Business & Finance

Sam Altman said OpenAI was planning to 'dramatically slow down' its pace of hiring




Florian Gaertner/Photothek via Getty Images

2026-01-27T03:20:21.099Z

  • Sam Altman said that AI would “dramatically slow down” how quickly OpenAI hires.
  • Altman said the company will “hire more slowly but keep hiring.”
  • Altman’s comments came after a year when job growth stalled and hit young job seekers hard.

Sam Altman is addressing AI’s impact on the workforce, including on OpenAI’s hiring practices.

During a live-streamed town hall event on Monday, catered mainly toward developers, the OpenAI CEO said that AI has changed how quickly the company expands its head count, but the company is not in a hiring freeze and is nowhere close to doing away with human employees entirely.

“We are planning to dramatically slow down how quickly we grow because we think we’ll be able to do so much more with fewer people,” said Altman in response to a participant who asked if AI has changed OpenAI’s interview process of potential candidates.

“What I think we shouldn’t do, and what I hope other companies won’t do either, is hire super aggressively, then realize all of a sudden AI can do a lot of stuff, and you need fewer people, and have to have some sort of very uncomfortable conversation,” Altman added. “So I think the right approach for us will be to hire more slowly but keep hiring.”

Altman’s comments come amid the “Great Freeze” and concerns that job creation in America has lost momentum.

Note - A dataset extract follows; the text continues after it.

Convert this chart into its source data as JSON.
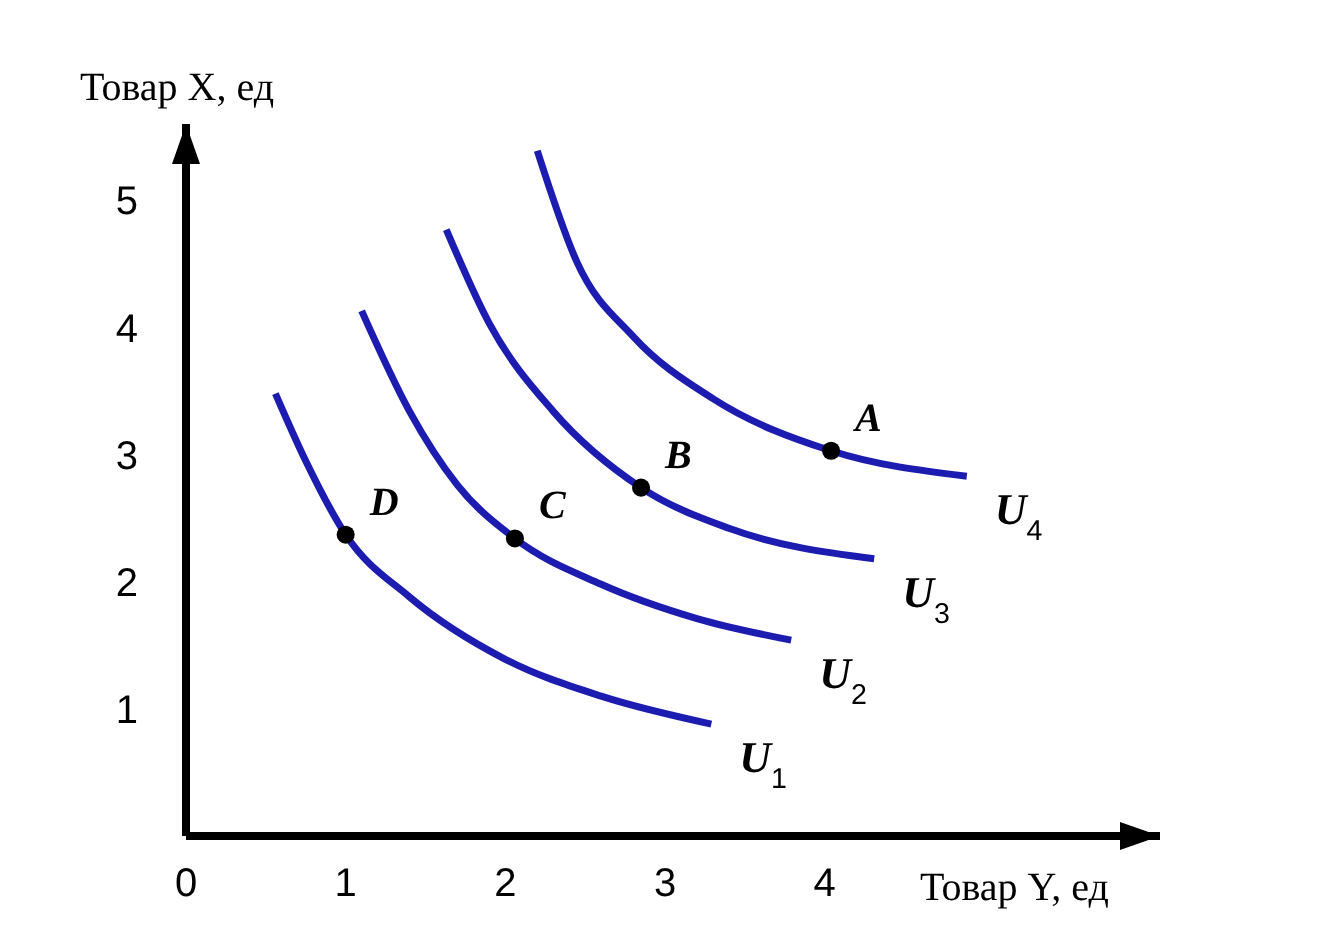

The unemployment rate in November 2025 climbed to its highest level since 2021, while job openings have fallen 37% from their peak in 2022, according to data from the Bureau of Labor Statistics.

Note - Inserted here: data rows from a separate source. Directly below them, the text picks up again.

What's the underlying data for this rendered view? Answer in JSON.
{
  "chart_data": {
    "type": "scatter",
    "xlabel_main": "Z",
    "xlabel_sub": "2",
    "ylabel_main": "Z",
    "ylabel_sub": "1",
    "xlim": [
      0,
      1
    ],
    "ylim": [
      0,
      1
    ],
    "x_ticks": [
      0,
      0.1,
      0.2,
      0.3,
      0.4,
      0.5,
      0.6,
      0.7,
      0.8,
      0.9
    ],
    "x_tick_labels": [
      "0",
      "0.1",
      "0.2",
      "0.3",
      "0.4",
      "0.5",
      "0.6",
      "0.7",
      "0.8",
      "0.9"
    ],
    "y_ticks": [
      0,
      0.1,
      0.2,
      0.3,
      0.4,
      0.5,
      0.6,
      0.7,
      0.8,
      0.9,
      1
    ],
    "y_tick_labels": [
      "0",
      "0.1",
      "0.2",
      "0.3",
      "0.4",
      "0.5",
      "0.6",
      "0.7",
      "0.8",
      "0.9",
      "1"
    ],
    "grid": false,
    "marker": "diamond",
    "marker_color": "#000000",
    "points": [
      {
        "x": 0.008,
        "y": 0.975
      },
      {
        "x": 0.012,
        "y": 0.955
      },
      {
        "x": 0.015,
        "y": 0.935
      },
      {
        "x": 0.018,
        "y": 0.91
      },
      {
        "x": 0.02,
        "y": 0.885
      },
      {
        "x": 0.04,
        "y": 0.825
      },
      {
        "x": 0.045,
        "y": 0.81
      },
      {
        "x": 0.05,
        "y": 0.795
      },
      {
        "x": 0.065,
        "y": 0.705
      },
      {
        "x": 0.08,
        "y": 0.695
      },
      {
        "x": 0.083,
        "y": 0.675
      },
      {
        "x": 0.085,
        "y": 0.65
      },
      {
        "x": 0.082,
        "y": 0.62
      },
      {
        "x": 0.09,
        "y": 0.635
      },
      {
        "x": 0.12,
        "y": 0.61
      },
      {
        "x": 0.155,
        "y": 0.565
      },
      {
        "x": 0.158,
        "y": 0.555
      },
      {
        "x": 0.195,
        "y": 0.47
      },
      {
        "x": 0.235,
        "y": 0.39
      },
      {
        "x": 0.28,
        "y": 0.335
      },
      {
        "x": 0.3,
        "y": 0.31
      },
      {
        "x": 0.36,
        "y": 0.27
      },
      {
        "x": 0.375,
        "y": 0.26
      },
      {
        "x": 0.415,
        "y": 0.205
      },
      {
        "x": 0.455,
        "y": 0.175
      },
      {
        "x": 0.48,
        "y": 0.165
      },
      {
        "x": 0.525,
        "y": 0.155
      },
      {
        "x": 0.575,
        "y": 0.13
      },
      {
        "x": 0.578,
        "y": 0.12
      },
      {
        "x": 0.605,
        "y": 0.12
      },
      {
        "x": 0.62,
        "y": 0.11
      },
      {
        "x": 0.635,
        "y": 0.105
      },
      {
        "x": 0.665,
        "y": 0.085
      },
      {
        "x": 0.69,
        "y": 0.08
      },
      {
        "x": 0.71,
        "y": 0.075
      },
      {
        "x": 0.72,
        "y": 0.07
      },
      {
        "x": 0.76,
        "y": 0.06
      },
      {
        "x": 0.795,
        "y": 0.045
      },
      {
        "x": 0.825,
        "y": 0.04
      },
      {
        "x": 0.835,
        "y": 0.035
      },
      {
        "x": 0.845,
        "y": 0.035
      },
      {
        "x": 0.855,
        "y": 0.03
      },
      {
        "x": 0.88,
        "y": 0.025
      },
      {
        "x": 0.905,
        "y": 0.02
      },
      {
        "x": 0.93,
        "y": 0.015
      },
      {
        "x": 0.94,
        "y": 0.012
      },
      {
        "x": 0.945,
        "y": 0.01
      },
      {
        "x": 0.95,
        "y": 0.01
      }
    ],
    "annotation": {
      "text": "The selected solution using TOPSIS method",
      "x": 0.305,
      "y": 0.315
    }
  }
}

Business Insider previously reported that, while in 2022 there were roughly two job openings for every unemployed worker, by September 2025 that ratio had fallen to one. Workers who have been jobless for at least 27 weeks also now make up about a quarter of all unemployed Americans.

Based on data from the US Census Bureau, young workers have been hit especially hard by the hiring slowdown. The unemployment rate for Americans ages 20 to 24 reached 9.2% in August and September, the highest level since the recovery from the pandemic recession.